Tim started competing again not too long after, participating in local surfing competitions, which, he said, gave him a true sense of accomplishment.

“I just feel like I could kind of channel my energy toward going for it more. I could feel how precious life really is and how important the little moments are. Surfing is a very healing thing for me,” Tim said. “I teach surfing for a living and here [in Newport Beach] we own a surf school.

“Getting back into it — I was teaching someone with a disability, and that set my goal — I needed to get back in there so I could surf with him. At first, I couldn’t surf when I got my prognosis because of the seizure risk, but getting back into the water and feeling that energy again, it really brings everything back to a new day, like we’re living in the moment kind of an environment.

“A lot of times, when you get a bad card dealt to you, it’s easy to get down. I really did at first. But it was important to have something like surfing as a healing process for me.”

As this weekend’s competition in Morro Bay approached, Tim said he felt the same anticipation, coupled with being able to go back to chasing his dreams of going on a world surfing tour.

With it, he’ll also be competing in the Surfing for Hope contest, where he will be featured as a surfer to help raise proceeds for the nonprofit’s “survivor camps,” which are open to those who are undergoing or have completed cancer treatment.

“I do think it’s a testament to all the survivors that we don’t give up and we’re going to go out and doing it no matter what because we’ve got a different view of the world,” Tim said.

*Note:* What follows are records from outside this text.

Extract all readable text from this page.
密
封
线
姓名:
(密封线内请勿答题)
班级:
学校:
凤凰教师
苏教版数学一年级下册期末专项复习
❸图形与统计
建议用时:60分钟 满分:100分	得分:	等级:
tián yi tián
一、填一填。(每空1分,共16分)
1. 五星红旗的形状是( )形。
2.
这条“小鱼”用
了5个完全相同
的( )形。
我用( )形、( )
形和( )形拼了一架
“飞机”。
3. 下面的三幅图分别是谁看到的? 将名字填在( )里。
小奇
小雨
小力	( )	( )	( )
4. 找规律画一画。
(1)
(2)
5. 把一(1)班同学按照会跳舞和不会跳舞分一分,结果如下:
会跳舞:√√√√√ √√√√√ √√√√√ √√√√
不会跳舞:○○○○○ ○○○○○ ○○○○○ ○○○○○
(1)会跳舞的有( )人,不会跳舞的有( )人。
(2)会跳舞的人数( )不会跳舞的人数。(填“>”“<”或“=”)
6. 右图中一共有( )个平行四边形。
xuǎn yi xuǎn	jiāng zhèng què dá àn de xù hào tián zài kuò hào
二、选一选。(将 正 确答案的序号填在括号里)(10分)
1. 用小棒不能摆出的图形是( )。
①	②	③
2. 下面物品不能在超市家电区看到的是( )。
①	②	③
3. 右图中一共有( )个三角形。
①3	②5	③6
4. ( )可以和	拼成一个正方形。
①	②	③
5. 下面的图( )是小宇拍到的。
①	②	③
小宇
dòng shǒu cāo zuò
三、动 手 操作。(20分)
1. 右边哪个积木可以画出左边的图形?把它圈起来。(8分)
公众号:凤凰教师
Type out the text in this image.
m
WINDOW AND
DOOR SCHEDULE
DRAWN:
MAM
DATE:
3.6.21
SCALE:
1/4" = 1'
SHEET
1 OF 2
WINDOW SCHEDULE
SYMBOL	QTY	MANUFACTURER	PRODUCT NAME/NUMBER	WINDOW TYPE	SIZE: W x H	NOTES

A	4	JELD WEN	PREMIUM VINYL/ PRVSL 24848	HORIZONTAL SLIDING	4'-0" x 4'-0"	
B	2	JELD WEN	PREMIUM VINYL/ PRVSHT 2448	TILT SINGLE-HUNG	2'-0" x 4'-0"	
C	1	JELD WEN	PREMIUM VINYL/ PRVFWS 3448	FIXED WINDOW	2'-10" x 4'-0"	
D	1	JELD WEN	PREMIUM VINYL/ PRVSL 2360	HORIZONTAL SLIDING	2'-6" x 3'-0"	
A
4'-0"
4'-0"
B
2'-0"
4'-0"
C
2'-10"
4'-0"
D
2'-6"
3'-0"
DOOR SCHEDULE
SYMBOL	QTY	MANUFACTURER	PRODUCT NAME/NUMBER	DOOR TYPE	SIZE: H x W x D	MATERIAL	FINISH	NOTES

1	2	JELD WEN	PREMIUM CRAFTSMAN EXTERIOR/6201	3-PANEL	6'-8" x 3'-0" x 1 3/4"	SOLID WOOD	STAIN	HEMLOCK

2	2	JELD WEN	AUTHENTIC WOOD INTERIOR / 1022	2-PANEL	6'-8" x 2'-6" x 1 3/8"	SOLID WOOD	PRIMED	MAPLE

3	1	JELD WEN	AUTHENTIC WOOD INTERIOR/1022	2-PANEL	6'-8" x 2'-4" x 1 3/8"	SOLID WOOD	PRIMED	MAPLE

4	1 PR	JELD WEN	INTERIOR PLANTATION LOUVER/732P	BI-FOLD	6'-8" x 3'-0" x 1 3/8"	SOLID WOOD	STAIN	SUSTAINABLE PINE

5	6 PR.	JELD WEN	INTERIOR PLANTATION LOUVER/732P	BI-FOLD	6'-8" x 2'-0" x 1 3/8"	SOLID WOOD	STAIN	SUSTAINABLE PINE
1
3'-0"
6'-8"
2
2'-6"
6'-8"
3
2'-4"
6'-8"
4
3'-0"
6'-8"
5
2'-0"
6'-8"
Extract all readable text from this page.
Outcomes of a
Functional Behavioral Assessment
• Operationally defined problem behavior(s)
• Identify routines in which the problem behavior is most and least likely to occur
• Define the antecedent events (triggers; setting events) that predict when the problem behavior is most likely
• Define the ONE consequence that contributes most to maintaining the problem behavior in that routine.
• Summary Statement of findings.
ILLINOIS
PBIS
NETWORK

Amy said watching her husband’s journey to recovery is inspiring.

“Not only is he still going after all of his dreams, but he’s also helping other people and serving our community and … he’s a fighter in a lot of different ways,” she said. “The beginning was very hard for our family, but that was years ago. Today, currently, watching him go after this again — it really is inspiring to see someone not give up on their dreams and keep going after them.”